O uso de dispositivos de áudio individuais enquanto comanda um veículo automotor permanece como uma das práticas mais frequentes e perigosas cometidas por condutores nas cidades brasileiras, sujeitando o infrator a penalidades legais explícitas previstas no Código de Trânsito Brasileiro (CTB). A legislação nacional estabelece que dirigir utilizando fones de ouvido conectados a aparelhos de som ou telefones celulares constitui uma infração de trânsito de natureza média, com a aplicação de multa administrativa e a anotação de quatro pontos no prontuário da Carteira Nacional de Habilitação (CNH).
Contudo, especialistas em medicina do tráfego alertam que os riscos associados a essa conduta extrapolam a mera penalidade financeira, atingindo diretamente a capacidade de sobrevivência e reação do motorista diante de imprevistos nas vias urbanas. A análise técnica do comportamento ao volante demonstra que a audição funciona como um dos principais canais secundários de captação de estímulos de segurança, atuando de forma integrada à visão para construir a percepção de espaço e perigo do condutor.
Ao isolar o canal auditivo com fones de ouvido — mesmo que em apenas um dos lados —, o motorista perde a capacidade de identificar sinais acústicos vitais, tais como o acionamento de sirenes de veículos de emergência (ambulâncias e viaturas policiais), o toque de buzinas de advertência de outros condutores, o ruído de frenagens bruscas nas proximidades ou até o aviso de aproximação de motocicletas nos corredores de tráfego.

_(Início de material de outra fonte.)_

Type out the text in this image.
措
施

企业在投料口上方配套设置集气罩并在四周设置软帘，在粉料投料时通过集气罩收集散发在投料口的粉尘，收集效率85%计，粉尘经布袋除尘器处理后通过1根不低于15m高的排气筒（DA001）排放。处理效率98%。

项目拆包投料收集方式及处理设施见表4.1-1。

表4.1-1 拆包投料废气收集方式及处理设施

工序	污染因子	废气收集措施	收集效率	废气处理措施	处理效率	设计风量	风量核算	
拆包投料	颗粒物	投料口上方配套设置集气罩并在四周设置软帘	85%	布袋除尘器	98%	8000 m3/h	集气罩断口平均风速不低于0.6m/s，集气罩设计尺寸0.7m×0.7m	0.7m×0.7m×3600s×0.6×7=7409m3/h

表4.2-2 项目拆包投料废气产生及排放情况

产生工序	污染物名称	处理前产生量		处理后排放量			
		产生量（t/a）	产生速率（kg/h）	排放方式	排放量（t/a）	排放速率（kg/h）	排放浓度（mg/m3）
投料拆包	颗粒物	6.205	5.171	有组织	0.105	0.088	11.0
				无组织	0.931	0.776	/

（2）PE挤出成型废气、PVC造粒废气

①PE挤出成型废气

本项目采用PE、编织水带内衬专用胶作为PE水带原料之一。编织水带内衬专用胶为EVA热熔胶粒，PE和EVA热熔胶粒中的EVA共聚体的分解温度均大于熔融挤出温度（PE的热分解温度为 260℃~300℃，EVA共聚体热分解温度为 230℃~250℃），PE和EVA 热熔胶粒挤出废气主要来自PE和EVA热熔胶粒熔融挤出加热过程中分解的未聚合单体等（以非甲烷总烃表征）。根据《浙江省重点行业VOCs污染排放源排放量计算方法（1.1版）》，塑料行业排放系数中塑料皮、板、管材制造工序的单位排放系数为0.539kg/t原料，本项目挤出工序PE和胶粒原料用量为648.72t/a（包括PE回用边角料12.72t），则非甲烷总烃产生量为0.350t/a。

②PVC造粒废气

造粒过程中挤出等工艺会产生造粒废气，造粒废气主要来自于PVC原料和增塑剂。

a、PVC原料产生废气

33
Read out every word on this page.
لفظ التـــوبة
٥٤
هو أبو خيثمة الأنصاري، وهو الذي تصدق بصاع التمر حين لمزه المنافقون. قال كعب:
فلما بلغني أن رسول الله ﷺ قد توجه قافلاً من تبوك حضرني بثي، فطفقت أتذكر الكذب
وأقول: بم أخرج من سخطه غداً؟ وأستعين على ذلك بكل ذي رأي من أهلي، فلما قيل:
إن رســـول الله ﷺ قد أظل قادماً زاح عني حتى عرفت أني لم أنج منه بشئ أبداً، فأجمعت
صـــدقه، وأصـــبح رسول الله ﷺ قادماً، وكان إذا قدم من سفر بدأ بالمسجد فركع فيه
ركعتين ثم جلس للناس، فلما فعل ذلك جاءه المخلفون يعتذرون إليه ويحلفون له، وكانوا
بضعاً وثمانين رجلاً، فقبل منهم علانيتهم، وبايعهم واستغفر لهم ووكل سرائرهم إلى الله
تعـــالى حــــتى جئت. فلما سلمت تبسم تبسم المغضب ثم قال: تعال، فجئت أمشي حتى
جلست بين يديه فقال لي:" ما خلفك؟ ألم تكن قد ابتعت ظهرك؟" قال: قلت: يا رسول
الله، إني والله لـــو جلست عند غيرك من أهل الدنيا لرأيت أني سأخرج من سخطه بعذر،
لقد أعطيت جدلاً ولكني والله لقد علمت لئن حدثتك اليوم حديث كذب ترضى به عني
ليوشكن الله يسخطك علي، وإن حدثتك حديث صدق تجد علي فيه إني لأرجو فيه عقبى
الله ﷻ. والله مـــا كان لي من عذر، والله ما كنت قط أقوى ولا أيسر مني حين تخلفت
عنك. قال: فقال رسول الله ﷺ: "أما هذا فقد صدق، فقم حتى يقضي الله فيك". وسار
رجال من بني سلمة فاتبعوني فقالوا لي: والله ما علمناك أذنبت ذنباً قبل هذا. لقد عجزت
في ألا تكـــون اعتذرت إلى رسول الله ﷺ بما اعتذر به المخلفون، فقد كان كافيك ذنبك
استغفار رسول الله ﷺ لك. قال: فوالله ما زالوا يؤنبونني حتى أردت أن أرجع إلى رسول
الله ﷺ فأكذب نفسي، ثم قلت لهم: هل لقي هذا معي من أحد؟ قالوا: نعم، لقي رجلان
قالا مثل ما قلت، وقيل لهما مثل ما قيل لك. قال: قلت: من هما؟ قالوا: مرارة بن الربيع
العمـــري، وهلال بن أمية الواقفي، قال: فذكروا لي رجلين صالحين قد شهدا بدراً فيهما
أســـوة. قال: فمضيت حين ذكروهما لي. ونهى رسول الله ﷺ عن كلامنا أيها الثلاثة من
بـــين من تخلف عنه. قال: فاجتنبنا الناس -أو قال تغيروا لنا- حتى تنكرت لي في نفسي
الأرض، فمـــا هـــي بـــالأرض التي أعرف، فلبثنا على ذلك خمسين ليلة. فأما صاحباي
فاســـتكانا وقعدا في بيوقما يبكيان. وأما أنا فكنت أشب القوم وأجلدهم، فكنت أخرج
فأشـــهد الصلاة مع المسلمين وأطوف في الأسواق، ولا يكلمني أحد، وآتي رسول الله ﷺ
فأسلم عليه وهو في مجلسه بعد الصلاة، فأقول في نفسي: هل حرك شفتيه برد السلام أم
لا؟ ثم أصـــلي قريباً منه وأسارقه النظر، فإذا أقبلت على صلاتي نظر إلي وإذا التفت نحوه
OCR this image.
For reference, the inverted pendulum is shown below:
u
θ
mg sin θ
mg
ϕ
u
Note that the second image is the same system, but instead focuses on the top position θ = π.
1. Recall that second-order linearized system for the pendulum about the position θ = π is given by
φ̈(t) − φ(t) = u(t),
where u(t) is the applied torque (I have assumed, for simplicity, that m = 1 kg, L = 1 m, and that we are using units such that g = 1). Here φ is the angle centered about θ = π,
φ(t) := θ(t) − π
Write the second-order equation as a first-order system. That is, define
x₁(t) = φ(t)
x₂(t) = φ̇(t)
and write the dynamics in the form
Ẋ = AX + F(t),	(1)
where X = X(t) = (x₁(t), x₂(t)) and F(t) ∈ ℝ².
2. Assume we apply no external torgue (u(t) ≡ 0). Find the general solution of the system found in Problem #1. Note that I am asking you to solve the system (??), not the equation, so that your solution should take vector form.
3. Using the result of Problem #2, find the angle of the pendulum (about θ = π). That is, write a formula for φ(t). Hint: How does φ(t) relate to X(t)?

Esse isolamento acústico dilata de forma significativa o tempo de resposta mecânica do motorista, transformando situações contornáveis em colisões violentas.
Além da barreira física ao som externo, o uso de fones está diretamente ligado ao fenômeno da distração cognitiva, uma vez que a atenção do cérebro é parcialmente desviada do gerenciamento da direção para o processamento de músicas, podcasts ou chamadas telefônicas complexas. Os órgãos de fiscalização de trânsito reforçam o monitoramento contra o uso dos gadgets neste período de maio de 2026, orientando os condutores a utilizarem os sistemas de som nativos dos veículos via conexão Bluetooth viva-voz integrada, que não obstruem os ouvidos e preservam a percepção do ambiente ao redor.
A conscientização sobre os perigos da privação sensorial é um pilar indispensável para frear o avanço dos sinistros causados por desatenção tecnológica, promovendo um trânsito mais seguro para condutores e pedestres.